Digital humanists ask: how are digital technologies are impacting our humanity, and how can digital technologies be used to better explore our humanity? In digital humanities, the emphasis is typically on "building things" — digital archives, web applications, mobile applications — though the things are not an end in themselves but a means of advancing humanistic knowledge and making it available to the public. DIGI brings together courses taught across a range of humanities disciplines, including English, History, Classics, Geography, Romance Languages, Theater and Film, Historic Preservation, Art, and Music, and they are always taught in a “collaboratory” model, involving students as true partners in research projects. Humanities majors have always been recognized, including by prospective employers across the country, for their unique skillsets — an ability to read closely, master large amounts of complex information, and communicate with clarity and verve — but they have occasionally had a tougher time convincing employers that they are ready to “plug in,” especially when it comes to key technical skills. A DIGI certificate helps them make the best of both arguments.
UGA's Latin American and Caribbean Studies Institute is a coalition of over 150 affiliates from all of UGA’s colleges and professional schools. LACSI promotes research, education, and service & outreach related to Latin America, the Caribbean, and U.S. Latinos. The LACS academic programs are all broad-based and multidisciplinary, offering students a comprehensive perspective on the region and opportunities to explore targeted areas of interest. Course offerings represent a variety of fields, including: African-American Studies, agricultural leadership, anthropology, history, international affairs, journalism and mass communication, literature and culture, music, sociology, and theater. LACS programs also include substantial language training in Spanish, Portuguese, Quechua, and/or French.

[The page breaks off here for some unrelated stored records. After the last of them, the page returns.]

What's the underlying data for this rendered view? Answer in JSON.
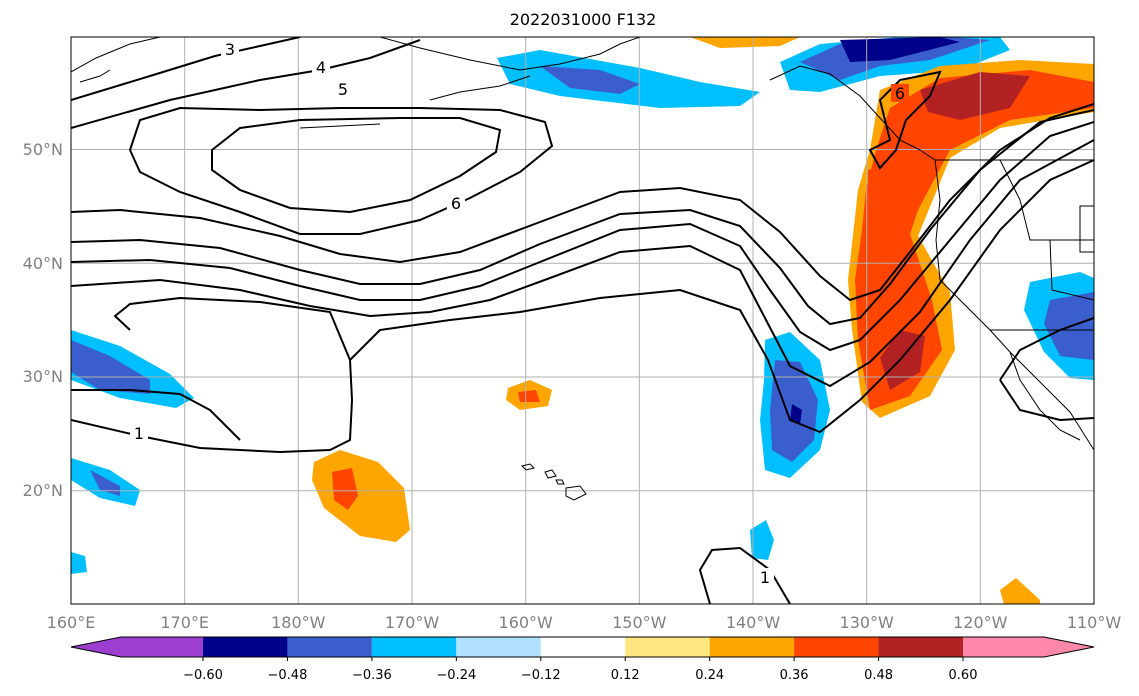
{
  "title": "2022031000 F132",
  "map": {
    "lon_range": [
      160,
      250
    ],
    "lat_range": [
      10.5,
      60
    ],
    "gridlines": true,
    "lon_ticks": [
      "160°E",
      "170°E",
      "180°W",
      "170°W",
      "160°W",
      "150°W",
      "140°W",
      "130°W",
      "120°W",
      "110°W"
    ],
    "lat_ticks": [
      "20°N",
      "30°N",
      "40°N",
      "50°N"
    ],
    "contour_labels": [
      "3",
      "4",
      "5",
      "6",
      "6",
      "1",
      "1"
    ]
  },
  "colorbar": {
    "orientation": "horizontal",
    "extend": "both",
    "tick_labels": [
      "−0.60",
      "−0.48",
      "−0.36",
      "−0.24",
      "−0.12",
      "0.12",
      "0.24",
      "0.36",
      "0.48",
      "0.60"
    ],
    "colors": [
      "#9c3fd0",
      "#00008b",
      "#3a5fcd",
      "#00bfff",
      "#b0e2ff",
      "#ffffff",
      "#ffe680",
      "#ffa500",
      "#ff4500",
      "#b22222",
      "#ff88aa"
    ]
  }
}
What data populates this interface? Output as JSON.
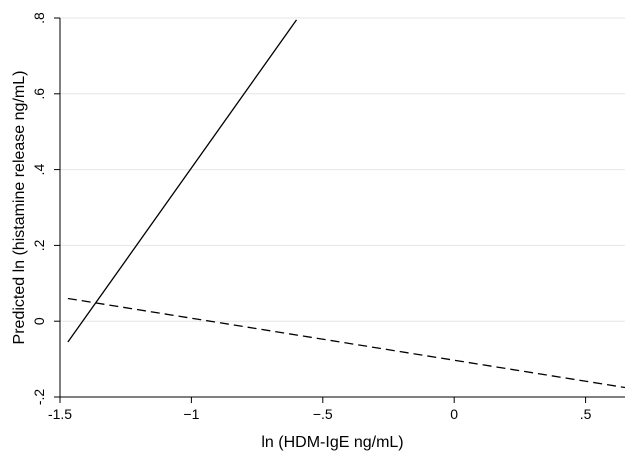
{
  "chart_data": {
    "type": "line",
    "title": "",
    "xlabel": "ln (HDM-IgE ng/mL)",
    "ylabel": "Predicted ln (histamine release ng/mL)",
    "xlim": [
      -1.5,
      0.65
    ],
    "ylim": [
      -0.2,
      0.8
    ],
    "x_ticks": [
      -1.5,
      -1,
      -0.5,
      0,
      0.5
    ],
    "x_tick_labels": [
      "-1.5",
      "−1",
      "−.5",
      "0",
      ".5"
    ],
    "y_ticks": [
      -0.2,
      0,
      0.2,
      0.4,
      0.6,
      0.8
    ],
    "y_tick_labels": [
      "-.2",
      "0",
      ".2",
      ".4",
      ".6",
      ".8"
    ],
    "grid": "horizontal",
    "legend": "none",
    "series": [
      {
        "style": "solid",
        "color": "#000000",
        "x": [
          -1.47,
          -0.6
        ],
        "y": [
          -0.055,
          0.795
        ]
      },
      {
        "style": "dashed",
        "color": "#000000",
        "x": [
          -1.47,
          0.65
        ],
        "y": [
          0.06,
          -0.175
        ]
      }
    ]
  }
}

Students may earn: a major (Bachelor of Arts), minor, and both undergraduate and graduate certificates in Latin American and Caribbean Studies.
Regardless of their major, students of the medieval period have discovered that an interdisciplinary approach is necessary to achieve understanding and expertise in their area of study, ranging across Arabic, Art and Architecture, Classics, Comp Lit, English, French, German, History, Philosophy, and Religion. Through the UGA Medieval Studies Program, undergraduate students can establish an interdisciplinary concentration leading to the Certificate in Medieval Studies while completing their degree in one of the established departments.
The Interdisciplinary Undergraduate Certificate Program in Museum Studies provides a broad overview of the history of museums as well as knowledge of museum theory, methodology, and practice consistent with contemporary national and international standards. The program gives particular attention to issues of museum history, ethics, multiculturalism, the relationships of museums to communities and diverse audiences, educational programs, and an examination of diverse types of collections and interpretations.
The Institute of Native American Studies promotes an interdisciplinary approach to the study of America’s first peoples, with classes in indigenous law, archaeology, history, religion, literature, and public health. Students who choose to focus in this area will receive a Certificate of Native American Studies along with a degree in their primary major.
Through the completion of this program, undergraduate students will gain historical, cultural, political, and linguistic knowledge of Europe. Transnational European Studies encourages students to think both broadly and critically as they develop language skills and intercultural competency, exploring European cultures in their diversity and history.
The Institute for Women’s Studies provides a feminist interdisciplinary perspective on women and gender. In the past 30 years, feminist scholars have contributed to the reinterpretation of existing data and to the presentation of new knowledge about the diversity of women’s experiences. Through course work and outreach, the Institute for Women’s Studies offers students an opportunity to explore women’s lives in global and multicultural contexts.